We live in an ever-growing age of surveillance, hacking, and tracking. Thankfully, a few companies are taking a positive stance on privacy. Unfortunately, adding new shiny features can reduce privacy.
In this case, we look at an interesting issue with iMessage that nets you the IP of a sender. This is a quick read, I promise. This isn't necessarily a MAJOR issue, however, I think it's something people should be aware of.
Did you recently upgrade to the latest and greatest Apple iOS or MacOS? I'm glad to report that newly added features are great and things are much faster.
One notable change is with the iMessage system. With the addition of stickers, effects, previews, and little thumbs up/downs, you can interact with your friends in a new way. What if I told you, however, that the changes to iMessage are also giving your IP away?
"How is it giving me away?"
Unfortunately, if you (an iPhone or Mac user with the latest iOS/MacOS Sierra) sends a link to someone, you disclose your IP address to the destination web server. This means when you send Joe a link to Bob's site, Bob will now see your IP, even if you didn't click on it. Pretty nifty, eh?
Here's an example where I sent myself my own site. When tailing the output of nginx access logs, my IP is disclosed at the time of sending the message:
To double check what I was looking at, I had a friend send me a link to my site (they are on iOS 10 and also on MacOS Sierra). Before the message even completely rendered in my iMessage, my access logs already had their IP.
Additionally, your IP is disclosed even if you send a link to someone that doesn't have an iPhone.
Sure, I may seem paranoid. To me, however, this presents an interesting problem to privacy. This tells me that if any government entity or malicious actor is looking to uncover IPs of a target user and they know they have an Apple product, they can send them a link to a site/server of which they control. OR, better yet, the attacker can setup a site which appeals to a group or movement and just has to wait.

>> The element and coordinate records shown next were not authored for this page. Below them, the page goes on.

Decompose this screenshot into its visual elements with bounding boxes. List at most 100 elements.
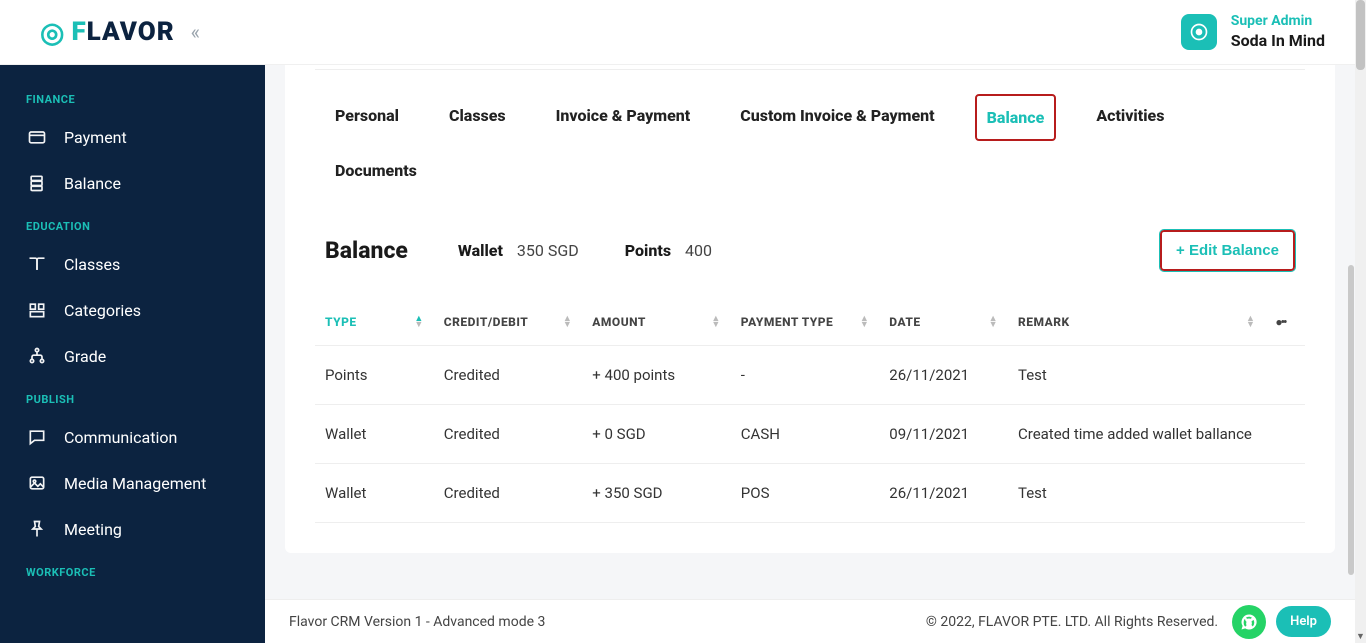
tab-documents[interactable]: Documents: [325, 149, 427, 192]
cell-amount: + 350 SGD: [582, 464, 731, 523]
sidebar-item-label: Communication: [64, 428, 177, 447]
edit-balance-button[interactable]: + Edit Balance: [1160, 230, 1295, 271]
th-actions[interactable]: ●••: [1265, 299, 1305, 346]
cell-remark: Test: [1008, 464, 1265, 523]
tab-balance[interactable]: Balance: [975, 94, 1057, 141]
cell-date: 26/11/2021: [879, 346, 1008, 405]
window-scrollbar[interactable]: ▲ ▼: [1355, 0, 1366, 643]
row-actions[interactable]: [1265, 464, 1305, 523]
cell-credit_debit: Credited: [434, 405, 583, 464]
sidebar-item-label: Grade: [64, 347, 106, 366]
cell-type: Wallet: [315, 405, 434, 464]
balance-title: Balance: [325, 237, 408, 264]
sort-icon[interactable]: ▲▼: [711, 316, 720, 328]
user-role: Super Admin: [1231, 13, 1325, 31]
sort-icon[interactable]: ▲▼: [414, 316, 423, 328]
main-content: Nationality - PersonalClassesInvoice & P…: [265, 65, 1355, 599]
tab-personal[interactable]: Personal: [325, 94, 409, 141]
card-icon: [26, 127, 48, 147]
sidebar-item-categories[interactable]: Categories: [0, 287, 265, 333]
cell-amount: + 400 points: [582, 346, 731, 405]
cell-payment_type: CASH: [731, 405, 880, 464]
tab-invoice-payment[interactable]: Invoice & Payment: [546, 94, 701, 141]
cell-type: Wallet: [315, 464, 434, 523]
sidebar-section-label: FINANCE: [0, 79, 265, 114]
balance-table: TYPE▲▼ CREDIT/DEBIT▲▼ AMOUNT▲▼ PAYMENT T…: [315, 299, 1305, 523]
image-icon: [26, 473, 48, 493]
tab-activities[interactable]: Activities: [1086, 94, 1174, 141]
cell-date: 09/11/2021: [879, 405, 1008, 464]
sidebar-item-media[interactable]: Media Management: [0, 460, 265, 506]
table-row: PointsCredited+ 400 points-26/11/2021Tes…: [315, 346, 1305, 405]
row-actions[interactable]: [1265, 405, 1305, 464]
pin-icon: [26, 519, 48, 539]
help-button[interactable]: Help: [1276, 606, 1331, 637]
sidebar-item-communication[interactable]: Communication: [0, 414, 265, 460]
sidebar-item-balance[interactable]: Balance: [0, 160, 265, 206]
footer: Flavor CRM Version 1 - Advanced mode 3 ©…: [265, 599, 1355, 643]
th-type[interactable]: TYPE▲▼: [315, 299, 434, 346]
sidebar-item-label: Categories: [64, 301, 141, 320]
sidebar-section-label: PUBLISH: [0, 379, 265, 414]
wallet-label: Wallet: [458, 241, 503, 260]
brand-logo[interactable]: ◎ FLAVOR: [40, 16, 175, 49]
brand-logo-icon: ◎: [40, 16, 65, 49]
cell-remark: Test: [1008, 346, 1265, 405]
table-row: WalletCredited+ 0 SGDCASH09/11/2021Creat…: [315, 405, 1305, 464]
sidebar-item-grade[interactable]: Grade: [0, 333, 265, 379]
cell-date: 26/11/2021: [879, 464, 1008, 523]
table-row: WalletCredited+ 350 SGDPOS26/11/2021Test: [315, 464, 1305, 523]
sidebar-item-label: Meeting: [64, 520, 122, 539]
avatar: [1181, 14, 1217, 50]
cell-payment_type: POS: [731, 464, 880, 523]
sidebar: FINANCE Payment BalanceEDUCATION Classes Cat…: [0, 65, 265, 643]
scrollbar-thumb[interactable]: [1348, 265, 1354, 575]
whatsapp-button[interactable]: [1232, 605, 1266, 639]
book-icon: [26, 254, 48, 274]
sort-icon[interactable]: ▲▼: [860, 316, 869, 328]
footer-version: Flavor CRM Version 1 - Advanced mode 3: [289, 614, 545, 630]
sort-icon[interactable]: ▲▼: [1246, 316, 1255, 328]
sidebar-section-label: EDUCATION: [0, 206, 265, 241]
sidebar-item-label: Classes: [64, 255, 120, 274]
th-date[interactable]: DATE▲▼: [879, 299, 1008, 346]
cell-remark: Created time added wallet ballance: [1008, 405, 1265, 464]
sidebar-item-label: Media Management: [64, 474, 206, 493]
cell-credit_debit: Credited: [434, 346, 583, 405]
points-value: 400: [685, 241, 712, 260]
sort-icon[interactable]: ▲▼: [563, 316, 572, 328]
wallet-value: 350 SGD: [517, 241, 579, 260]
content-scrollbar[interactable]: [1347, 65, 1355, 593]
sidebar-item-meeting[interactable]: Meeting: [0, 506, 265, 552]
points-label: Points: [625, 241, 671, 260]
cell-type: Points: [315, 346, 434, 405]
table-header-row: TYPE▲▼ CREDIT/DEBIT▲▼ AMOUNT▲▼ PAYMENT T…: [315, 299, 1305, 346]
grid-icon: [26, 300, 48, 320]
user-org: Soda In Mind: [1231, 31, 1325, 51]
tabs: Personal Classes Invoice & Payment Custom I…: [285, 70, 1335, 206]
row-actions[interactable]: [1265, 346, 1305, 405]
tab-classes[interactable]: Classes: [439, 94, 516, 141]
cell-credit_debit: Credited: [434, 464, 583, 523]
topbar: ◎ FLAVOR « Super Admin Soda In Mind: [0, 0, 1355, 65]
th-amount[interactable]: AMOUNT▲▼: [582, 299, 731, 346]
sidebar-item-payment[interactable]: Payment: [0, 114, 265, 160]
balance-summary: Balance Wallet 350 SGD Points 400 + Edit…: [285, 206, 1335, 289]
th-remark[interactable]: REMARK▲▼: [1008, 299, 1265, 346]
sidebar-item-classes[interactable]: Classes: [0, 241, 265, 287]
scrollbar-thumb[interactable]: [1356, 0, 1365, 70]
content-card: Nationality - PersonalClassesInvoice & P…: [285, 65, 1335, 553]
brand-name: FLAVOR: [71, 17, 174, 47]
sort-icon[interactable]: ▲▼: [989, 316, 998, 328]
th-payment-type[interactable]: PAYMENT TYPE▲▼: [731, 299, 880, 346]
cell-amount: + 0 SGD: [582, 405, 731, 464]
th-credit-debit[interactable]: CREDIT/DEBIT▲▼: [434, 299, 583, 346]
tab-custom-invoice-payment[interactable]: Custom Invoice & Payment: [730, 94, 944, 141]
sidebar-item-label: Payment: [64, 128, 127, 147]
footer-copyright: © 2022, FLAVOR PTE. LTD. All Rights Rese…: [926, 614, 1218, 630]
sidebar-collapse-icon[interactable]: «: [191, 20, 200, 44]
layers-icon: [26, 173, 48, 193]
user-menu[interactable]: Super Admin Soda In Mind: [1181, 13, 1325, 51]
hierarchy-icon: [26, 346, 48, 366]
more-icon: ●••: [1275, 315, 1285, 329]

Assuming that the target sends that link to a friend or group using iMessage, the government or malicious actor just got the target IP.
The Problem #2
Aside from a malicious threat actor or the gubment, I'd be willing to bet that this is also a wonderful way for websites to obtain IPs for further analytics, tracking, and traffic.
Imagine how many IPs of Apple users are given away to sites now? #Marketing!
Want to Track Apple Users Sending On iMessage?####
Just filter for lines in your access log containing:
"GET /apple-touch-icon.png HTTP/1.1"
"GET /apple-touch-icon-precomposed.png HTTP/1.1"
There you go, you can now track when someone using an updated iPhone or Mac sends someone your site.
- Check out other messaging apps like Wickr/Wire (not ideal to all)
- Disable iMessage (also not ideal)
Tweet to https://twitter.com/_infosecdude_ and let me know if you find other solutions. If you do, I'm more than happy to add it to here and mention you. Or hey, I'm open to seeing what projects you make to further track people.
Yes, I am aware that anyone can operate a server and that simply visiting a site will give away an IP... and that this assumes a person/target will actually relay the content via iMessage.